The main difference between Optics and Cursor/downField is the level of safety needed to access each field. If the cursor attempts to go downField on a field that doesn’t exist, a parsing error will occur. As mentioned before with Optics, using root.someField is safe and will not throw a parsing error because it resolves either to an Option or an empty List at the end of the operation.

Why Circe?

Many Stack Overflow and Reddit threads on JSON parsing libraries in Scala consist of many opinions based on experience, preference, and use case. Some criticize Circe’s “counterintuitive” API in comparison to the familiar Java-based libraries like Jackson due to Circe’s implicit handling, dependency conflicts with other libraries, and the presence of case classes as a conduit for JSON interaction.

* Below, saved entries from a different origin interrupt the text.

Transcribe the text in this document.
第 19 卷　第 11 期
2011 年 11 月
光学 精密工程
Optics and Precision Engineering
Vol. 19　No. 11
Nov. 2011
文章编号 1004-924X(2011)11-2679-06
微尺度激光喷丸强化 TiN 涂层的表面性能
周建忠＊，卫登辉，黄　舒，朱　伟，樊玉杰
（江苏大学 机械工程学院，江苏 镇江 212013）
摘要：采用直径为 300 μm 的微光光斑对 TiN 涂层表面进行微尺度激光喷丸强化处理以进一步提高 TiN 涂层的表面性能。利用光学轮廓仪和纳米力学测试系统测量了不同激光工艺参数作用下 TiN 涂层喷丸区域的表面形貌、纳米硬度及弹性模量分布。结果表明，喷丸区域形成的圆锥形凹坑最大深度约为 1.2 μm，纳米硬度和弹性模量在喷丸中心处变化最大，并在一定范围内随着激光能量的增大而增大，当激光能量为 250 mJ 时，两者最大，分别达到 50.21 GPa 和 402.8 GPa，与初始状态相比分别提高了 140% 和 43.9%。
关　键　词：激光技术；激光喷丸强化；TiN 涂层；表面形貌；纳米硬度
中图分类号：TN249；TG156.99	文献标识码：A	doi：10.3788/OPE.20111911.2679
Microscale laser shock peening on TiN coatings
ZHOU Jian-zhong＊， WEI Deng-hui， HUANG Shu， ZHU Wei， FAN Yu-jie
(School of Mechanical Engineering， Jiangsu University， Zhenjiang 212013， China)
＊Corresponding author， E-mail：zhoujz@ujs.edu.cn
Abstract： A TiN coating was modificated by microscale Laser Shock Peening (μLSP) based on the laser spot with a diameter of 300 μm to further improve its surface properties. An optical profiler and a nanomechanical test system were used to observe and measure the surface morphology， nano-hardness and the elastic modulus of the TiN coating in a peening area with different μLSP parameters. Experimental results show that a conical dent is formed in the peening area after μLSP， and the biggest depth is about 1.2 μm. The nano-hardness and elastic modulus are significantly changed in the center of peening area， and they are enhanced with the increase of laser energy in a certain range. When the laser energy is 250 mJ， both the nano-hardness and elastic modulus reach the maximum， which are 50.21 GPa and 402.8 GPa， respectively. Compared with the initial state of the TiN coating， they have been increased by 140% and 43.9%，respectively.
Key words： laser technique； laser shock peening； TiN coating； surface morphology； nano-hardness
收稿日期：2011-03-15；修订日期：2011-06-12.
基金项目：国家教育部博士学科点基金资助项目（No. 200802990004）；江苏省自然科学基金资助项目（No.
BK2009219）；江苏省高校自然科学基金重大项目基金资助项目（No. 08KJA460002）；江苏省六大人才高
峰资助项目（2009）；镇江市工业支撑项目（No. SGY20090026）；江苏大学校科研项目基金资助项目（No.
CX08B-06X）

However, the reason our customer support tool thrives with Circe is its performance. With the engineering team being new to Scala, the ramp-up time for Circe was probably greater than if other libraries which work directly with JSON were used but the benefits of that time invested have resulted in amazing response times in our services that involve heavy JSON decoding and encoding. Provided network calls are optimal, on average, response times for our Circe-based service retrieves ~6–10 KB of data from an external service to custom decode, transform, custom encode, and return restructured JSON — has a p99 of 259 ms (0.259 seconds).

When compared to other libraries, Circe is generally faster in many benchmarks of parsing, decoding, encoding, and printing various complex case classes in common use cases. While performance testing is maintained actively, the circe library itself receives active contributions via open source and dedicated maintainers. It is also built with cutting-edge functional programming libraries such as cats. See more documentation on design guidelines around Circe.

Conclusion

Circe is a fast, effective library in parsing and transforming JSON documents to their desired structure. With some understanding of the basic components of Circe and when to use its fancy features such as implicit custom decoders/encoders, derivation, and Optics it can be a really powerful way to optimize service response time. The API is readable to fellow engineers and offers flexibility when combining traversals between cursors and Optics. By providing safe access with Optics and returning results as an Either[Failure,T] it empowers any Scala service to gracefully handle errors when dealing with JSON parsing and ensure a higher probability of happy paths in execution.